Questions fréquentes

Quelle est la différence entre seuil de rentabilité et point mort ?

Les deux notions mesurent le même équilibre, mais dans des unités différentes. Le seuil de rentabilité est un montant de chiffre d’affaires en euros ; le point mort est sa traduction en jours ou en date dans l’exercice. Atteindre son point mort au 200e jour signifie que le CA cumulé a rejoint le seuil à ce moment-là.

Le calcul se fait-il en hors taxes ou en TTC ?

Toujours en hors taxes. La TVA collectée n’appartient pas à l’entreprise : elle est reversée à l’État. Mélanger montants HT et TTC est l’une des erreurs les plus fréquentes et conduit à sous-estimer le seuil réel, parfois de façon importante.

Faut-il retenir 360 ou 365 jours pour le point mort ?

Les deux conventions existent. La base de 360 jours (12 mois de 30 jours) est traditionnelle en analyse financière, la base 365 est plus littérale. L’écart est marginal : choisissez une convention et gardez-la d’une année sur l’autre pour comparer vos exercices.

Que faire si mon seuil de rentabilité dépasse mon chiffre d’affaires prévisionnel ?

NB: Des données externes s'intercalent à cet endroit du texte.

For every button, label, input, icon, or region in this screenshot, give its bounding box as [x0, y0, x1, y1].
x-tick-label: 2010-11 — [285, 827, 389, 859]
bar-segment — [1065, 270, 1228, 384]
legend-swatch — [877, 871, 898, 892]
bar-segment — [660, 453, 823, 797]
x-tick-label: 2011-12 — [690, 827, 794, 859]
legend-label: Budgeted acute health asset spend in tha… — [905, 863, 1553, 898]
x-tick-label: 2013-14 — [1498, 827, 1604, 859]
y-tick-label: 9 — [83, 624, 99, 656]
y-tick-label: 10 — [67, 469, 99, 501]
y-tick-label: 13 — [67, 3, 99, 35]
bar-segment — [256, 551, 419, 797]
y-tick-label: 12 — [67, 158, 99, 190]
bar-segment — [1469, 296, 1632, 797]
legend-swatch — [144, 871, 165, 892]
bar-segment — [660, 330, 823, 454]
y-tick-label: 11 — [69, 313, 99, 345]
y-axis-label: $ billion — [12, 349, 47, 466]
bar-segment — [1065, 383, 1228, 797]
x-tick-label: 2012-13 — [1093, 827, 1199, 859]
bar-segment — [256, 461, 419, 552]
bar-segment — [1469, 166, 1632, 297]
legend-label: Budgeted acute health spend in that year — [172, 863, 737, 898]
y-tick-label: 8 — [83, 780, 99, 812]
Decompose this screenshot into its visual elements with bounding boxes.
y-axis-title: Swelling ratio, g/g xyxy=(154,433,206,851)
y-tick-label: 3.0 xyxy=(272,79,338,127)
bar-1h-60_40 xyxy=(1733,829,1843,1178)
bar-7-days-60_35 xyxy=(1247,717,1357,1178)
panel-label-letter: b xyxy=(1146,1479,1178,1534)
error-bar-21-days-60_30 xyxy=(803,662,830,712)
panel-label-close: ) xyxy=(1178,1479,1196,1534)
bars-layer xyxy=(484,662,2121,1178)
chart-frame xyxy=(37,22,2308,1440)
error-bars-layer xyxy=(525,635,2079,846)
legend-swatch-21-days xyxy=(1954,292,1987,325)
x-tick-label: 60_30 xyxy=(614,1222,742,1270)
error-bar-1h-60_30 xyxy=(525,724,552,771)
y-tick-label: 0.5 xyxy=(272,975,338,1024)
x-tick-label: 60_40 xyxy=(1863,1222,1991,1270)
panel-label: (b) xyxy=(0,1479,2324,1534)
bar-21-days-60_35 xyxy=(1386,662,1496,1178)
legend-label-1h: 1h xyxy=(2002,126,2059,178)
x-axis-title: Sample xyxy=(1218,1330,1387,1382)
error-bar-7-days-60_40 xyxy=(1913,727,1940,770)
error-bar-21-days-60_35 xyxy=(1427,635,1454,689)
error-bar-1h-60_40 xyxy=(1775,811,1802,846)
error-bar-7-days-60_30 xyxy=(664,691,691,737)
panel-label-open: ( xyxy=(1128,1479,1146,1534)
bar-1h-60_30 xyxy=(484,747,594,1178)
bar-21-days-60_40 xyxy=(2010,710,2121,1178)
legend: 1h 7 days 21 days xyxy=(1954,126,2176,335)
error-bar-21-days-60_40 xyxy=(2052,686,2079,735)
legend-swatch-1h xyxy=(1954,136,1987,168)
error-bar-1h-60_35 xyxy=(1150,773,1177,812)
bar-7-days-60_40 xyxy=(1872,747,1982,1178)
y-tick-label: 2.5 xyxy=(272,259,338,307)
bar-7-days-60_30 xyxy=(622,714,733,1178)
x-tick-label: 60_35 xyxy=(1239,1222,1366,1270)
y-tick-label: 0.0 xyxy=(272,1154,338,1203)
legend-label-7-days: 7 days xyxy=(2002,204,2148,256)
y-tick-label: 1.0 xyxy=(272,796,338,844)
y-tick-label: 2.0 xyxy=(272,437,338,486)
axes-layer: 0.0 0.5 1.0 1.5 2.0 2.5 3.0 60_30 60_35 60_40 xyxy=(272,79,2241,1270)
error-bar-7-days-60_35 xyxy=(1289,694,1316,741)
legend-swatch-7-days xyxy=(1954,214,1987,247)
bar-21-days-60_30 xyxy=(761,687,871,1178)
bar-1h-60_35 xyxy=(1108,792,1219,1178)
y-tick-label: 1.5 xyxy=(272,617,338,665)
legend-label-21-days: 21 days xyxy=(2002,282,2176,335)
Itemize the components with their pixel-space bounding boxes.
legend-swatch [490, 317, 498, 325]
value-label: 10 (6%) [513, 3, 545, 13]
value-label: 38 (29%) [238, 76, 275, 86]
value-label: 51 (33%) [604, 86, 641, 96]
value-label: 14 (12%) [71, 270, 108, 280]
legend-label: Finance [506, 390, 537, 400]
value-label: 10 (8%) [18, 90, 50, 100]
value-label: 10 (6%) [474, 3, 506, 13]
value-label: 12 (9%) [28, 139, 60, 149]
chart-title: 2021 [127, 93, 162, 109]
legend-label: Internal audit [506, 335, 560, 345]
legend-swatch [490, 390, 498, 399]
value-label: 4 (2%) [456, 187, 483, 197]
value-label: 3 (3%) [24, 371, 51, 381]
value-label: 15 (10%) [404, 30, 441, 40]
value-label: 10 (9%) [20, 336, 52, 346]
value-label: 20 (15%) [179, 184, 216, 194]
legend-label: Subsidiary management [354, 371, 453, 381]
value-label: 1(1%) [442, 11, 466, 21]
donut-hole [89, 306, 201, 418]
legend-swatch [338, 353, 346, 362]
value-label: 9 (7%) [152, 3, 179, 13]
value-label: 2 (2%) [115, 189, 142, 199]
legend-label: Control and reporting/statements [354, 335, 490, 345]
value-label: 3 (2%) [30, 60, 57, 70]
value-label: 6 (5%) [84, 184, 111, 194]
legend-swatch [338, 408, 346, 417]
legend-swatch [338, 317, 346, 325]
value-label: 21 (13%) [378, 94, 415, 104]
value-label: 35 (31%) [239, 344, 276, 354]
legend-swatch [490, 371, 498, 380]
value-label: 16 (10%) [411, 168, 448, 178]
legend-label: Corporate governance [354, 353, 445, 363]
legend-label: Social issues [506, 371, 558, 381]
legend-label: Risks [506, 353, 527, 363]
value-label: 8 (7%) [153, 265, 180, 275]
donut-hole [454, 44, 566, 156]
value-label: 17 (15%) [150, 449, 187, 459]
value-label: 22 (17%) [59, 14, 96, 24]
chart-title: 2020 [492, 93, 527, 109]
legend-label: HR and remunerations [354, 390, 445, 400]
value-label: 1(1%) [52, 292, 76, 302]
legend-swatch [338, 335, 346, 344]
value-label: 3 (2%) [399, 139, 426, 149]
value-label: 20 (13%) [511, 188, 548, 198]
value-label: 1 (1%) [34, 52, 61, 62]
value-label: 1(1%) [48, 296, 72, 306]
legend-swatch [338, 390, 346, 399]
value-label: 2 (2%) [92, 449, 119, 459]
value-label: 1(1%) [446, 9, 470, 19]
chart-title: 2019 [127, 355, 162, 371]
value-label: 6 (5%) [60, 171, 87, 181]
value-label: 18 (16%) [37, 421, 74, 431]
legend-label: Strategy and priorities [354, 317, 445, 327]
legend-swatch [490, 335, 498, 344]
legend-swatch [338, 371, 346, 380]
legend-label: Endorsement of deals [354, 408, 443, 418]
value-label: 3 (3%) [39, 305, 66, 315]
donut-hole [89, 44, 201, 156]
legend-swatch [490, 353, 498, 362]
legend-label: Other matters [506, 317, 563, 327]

Cela signifie que le projet, en l’état, sera déficitaire. Il faut retravailler le modèle : réduire les charges fixes, améliorer la marge sur coûts variables, revoir les prix ou les volumes. Si l’écart persiste malgré ces ajustements, mieux vaut différer ou repenser le projet que de le lancer à perte.

À quelle fréquence recalculer son seuil de rentabilité ?

Au minimum une fois par an, lors de l’élaboration du budget, et à chaque événement significatif : hausse de loyer, embauche, évolution des prix d’achat ou de vente. En période d’inflation des coûts, un suivi trimestriel est prudent pour vérifier que le point mort ne dérive pas.

En résumé

Le seuil de rentabilité indique le chiffre d’affaires minimal pour couvrir vos charges, et le point mort en donne la date. Le calcul repose sur trois briques : la séparation charges fixes / charges variables, le taux de marge sur coûts variables et la formule SR = charges fixes / taux de MCV. Nos trois exemples montrent que le niveau du seuil dépend avant tout de la structure de coûts : bas dans les services, élevé lorsque les frais de structure sont lourds. Intégrez systématiquement cet indicateur à votre prévisionnel, actualisez-le régulièrement et utilisez les leviers présentés pour l’abaisser : c’est la meilleure garantie de piloter votre activité sereinement, à titre indicatif et sous réserve de la réglementation en vigueur pour les paramètres sociaux et fiscaux.